Boas atrações todos os domingos

Tendo à frente o presidente Marcos Cavalcante, 40 anos, que falou em entrevista ao Grupo Alternativa de Comunicação, sobre o momento de reestruturação que o clube vem passando com mudanças em seu regimento e os principais objetivos do clube, como a possibilidade de voltar a participar da Série A do Campeonato Amazonense, além de outros assuntos que foram abordados no decorrer da entrevista.

“Nós participamos do campeonato Amazonense de profissionais de 2002 a 2006, e tivemos sempre uma boa participação, inclusive o ficando perto de obter uma vaga para a Copa do Brasil. Só não entramos na competição porque naquela época apenas o campeão participava da Copa do Brasil, como ficamos em segundo lugar não ficamos com vaga que hoje seria possível.

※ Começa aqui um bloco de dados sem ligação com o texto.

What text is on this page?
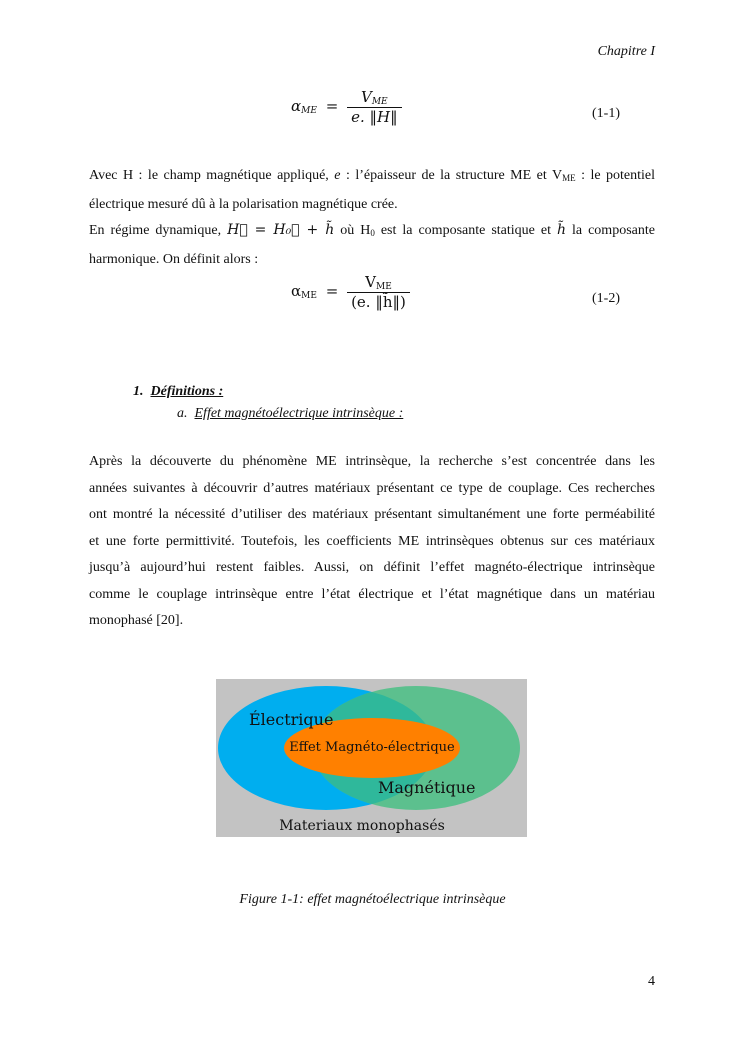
Chapitre I
$\alpha_{ME} = \frac{V_{ME}}{e. ‖H‖}$	(1-1)
Avec H : le champ magnétique appliqué, e : l’épaisseur de la structure ME et $V_{ME}$ : le potentiel
électrique mesuré dû à la polarisation magnétique crée.
En régime dynamique, H⃗ = H₀⃗ + h̃ où $H_0$ est la composante statique et h̃ la composante
harmonique. On définit alors :
$\alpha_{ME} = \frac{V_{ME}}{(e. ‖h̃‖)}$	(1-2)
1. Définitions :
a. Effet magnétoélectrique intrinsèque :
Après la découverte du phénomène ME intrinsèque, la recherche s’est concentrée dans les
années suivantes à découvrir d’autres matériaux présentant ce type de couplage. Ces recherches
ont montré la nécessité d’utiliser des matériaux présentant simultanément une forte perméabilité
et une forte permittivité. Toutefois, les coefficients ME intrinsèques obtenus sur ces matériaux
jusqu’à aujourd’hui restent faibles. Aussi, on définit l’effet magnéto-électrique intrinsèque
comme le couplage intrinsèque entre l’état électrique et l’état magnétique dans un matériau
monophasé [20].
Électrique
Effet Magnéto-électrique
Magnétique
Materiaux monophasés
Figure 1-1: effet magnétoélectrique intrinsèque
4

Espaços abertos para os eventos

Sem os recursos para manter o time de futebol, nós pedimos licença à Federação Amazonense de Futebol (FAF), para reorganizar o departamento e depois voltar. Já são 12 anos de ausência do futebol profissional, mas isso ainda é um dos objetivos da atual diretoria”, disse o presidente.

No cargo desde 1º de julho de 2014, Marcos Cavalcante procurou fazer com que a entidade entrasse em parcerias com os outros clubes e associações de Manaus. Quem apresenta um projeto que beneficie a população, principalmente dos moradores dos bairros mais próximos, o CEPE Manaus está sempre apto a ajudar.

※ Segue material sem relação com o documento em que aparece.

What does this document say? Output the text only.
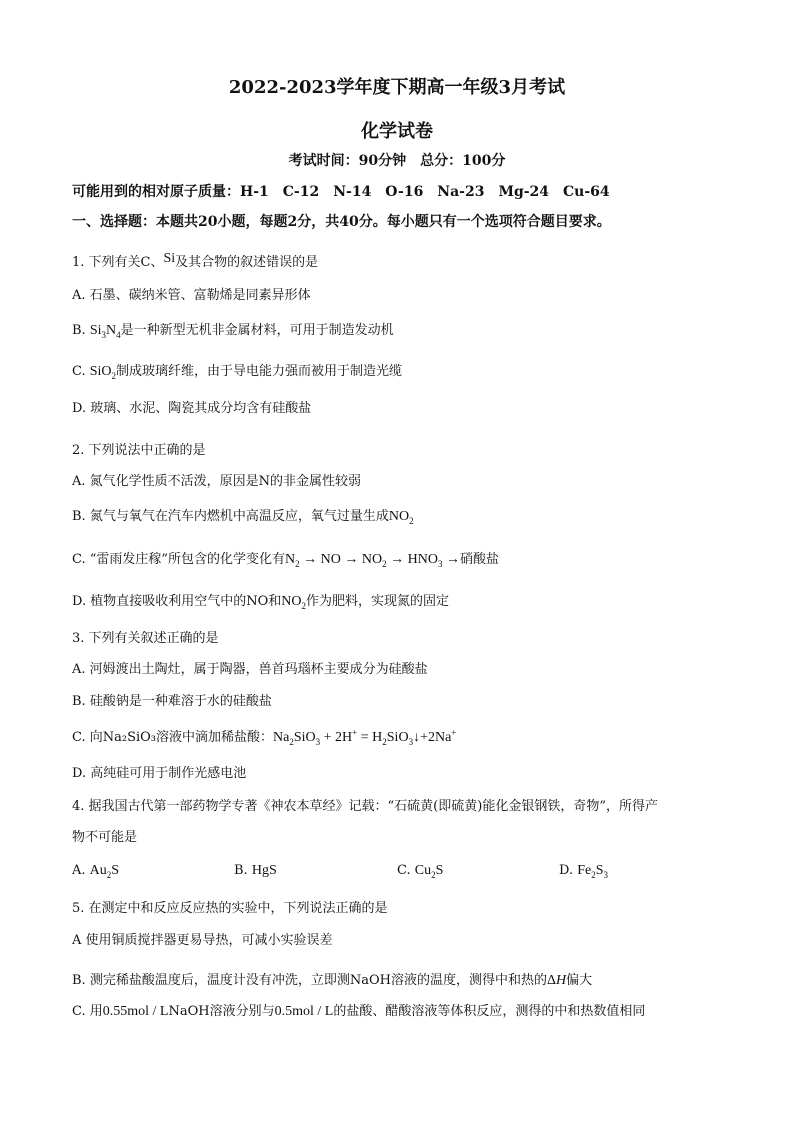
2022-2023学年度下期高一年级3月考试
化学试卷
考试时间：90分钟　总分：100分
可能用到的相对原子质量：H-1　C-12　N-14　O-16　Na-23　Mg-24　Cu-64
一、选择题：本题共20小题，每题2分，共40分。每小题只有一个选项符合题目要求。
1. 下列有关C、Si及其合物的叙述错误的是
A. 石墨、碳纳米管、富勒烯是同素异形体
B. $Si_3N_4$是一种新型无机非金属材料，可用于制造发动机
C. SiO$_2$制成玻璃纤维，由于导电能力强而被用于制造光缆
D. 玻璃、水泥、陶瓷其成分均含有硅酸盐
2. 下列说法中正确的是
A. 氮气化学性质不活泼，原因是N的非金属性较弱
B. 氮气与氧气在汽车内燃机中高温反应，氧气过量生成$NO_2$
C. “雷雨发庄稼”所包含的化学变化有$N_2$ → NO → $NO_2 \to HNO_3$ →硝酸盐
D. 植物直接吸收利用空气中的NO和$NO_2$作为肥料，实现氮的固定
3. 下列有关叙述正确的是
A. 河姆渡出土陶灶，属于陶器，兽首玛瑙杯主要成分为硅酸盐
B. 硅酸钠是一种难溶于水的硅酸盐
C. 向Na₂SiO₃溶液中滴加稀盐酸：$Na_2SiO_3 + 2H^+$ = $H_2SiO_3↓+2Na^+$
D. 高纯硅可用于制作光感电池
4. 据我国古代第一部药物学专著《神农本草经》记载：“石硫黄(即硫黄)能化金银钢铁，奇物”，所得产
物不可能是
A. $Au_2S$	B. HgS	C. $Cu_2S$	D. $Fe_2S_3$
5. 在测定中和反应反应热的实验中，下列说法正确的是
A 使用铜质搅拌器更易导热，可减小实验误差
B. 测完稀盐酸温度后，温度计没有冲洗，立即测NaOH溶液的温度，测得中和热的ΔH偏大
C. 用0.55mol / LNaOH溶液分别与0.5mol / L的盐酸、醋酸溶液等体积反应，测得的中和热数值相同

“Nós procuramos a aproximação do clube com a população, os projetos que nós ajudamos no esporte não é exclusividade do futebol, tem outras modalidades como o vôlei feminino, o handebol, o atletismo, o futebol americano, que nós tivemos que encerrar a parceria porque a prática do esporte danificava muito o gramado, então não era justo nós ajudarmos uma associação, um projeto e um esporte que causava danos ao gramado e indiretamente causava prejuízos e transtornos para outras modalidades.

Eu assumi a presidência da Diretoria em 1º de julho de 2014. A empresa indicava o presidência do Conselho Fiscal, da Diretoria e do Conselho Deliberativo, amparados pela Lei Pelé, nós mudamos esse regimento, antes era três anos de duração do mandato de um presidente, hoje são quatro anos. E a empresa não indica ninguém para presidir os departamentos do clube, ficando os associados com essa responsabilidade.

Marcos Cavalcante, visionário, empreendedor, competente e sério no que faz

Quando assumi o clube, a estrutura física estava completamente deteriorada. Começamos várias reformas, de 2014 até 2016, já deixamos um parque aquático funcionando, vamos reformar e concluir a sede social, para dar mais comodidade aos frequentadores, ainda tem muito a ser feito, mas já teve uma melhora significativa”, acrescentou.

Verbas para os clubes com estrutura sólida

Para receber as verbas da empresa, segundo o presidente, o clube tem que estar regularizado, com as suas finanças em dia. Ele citou o exemplo do CEPE de Mossoró no Rio Grande do Norte, que recebeu um grande auxílio da empresa. 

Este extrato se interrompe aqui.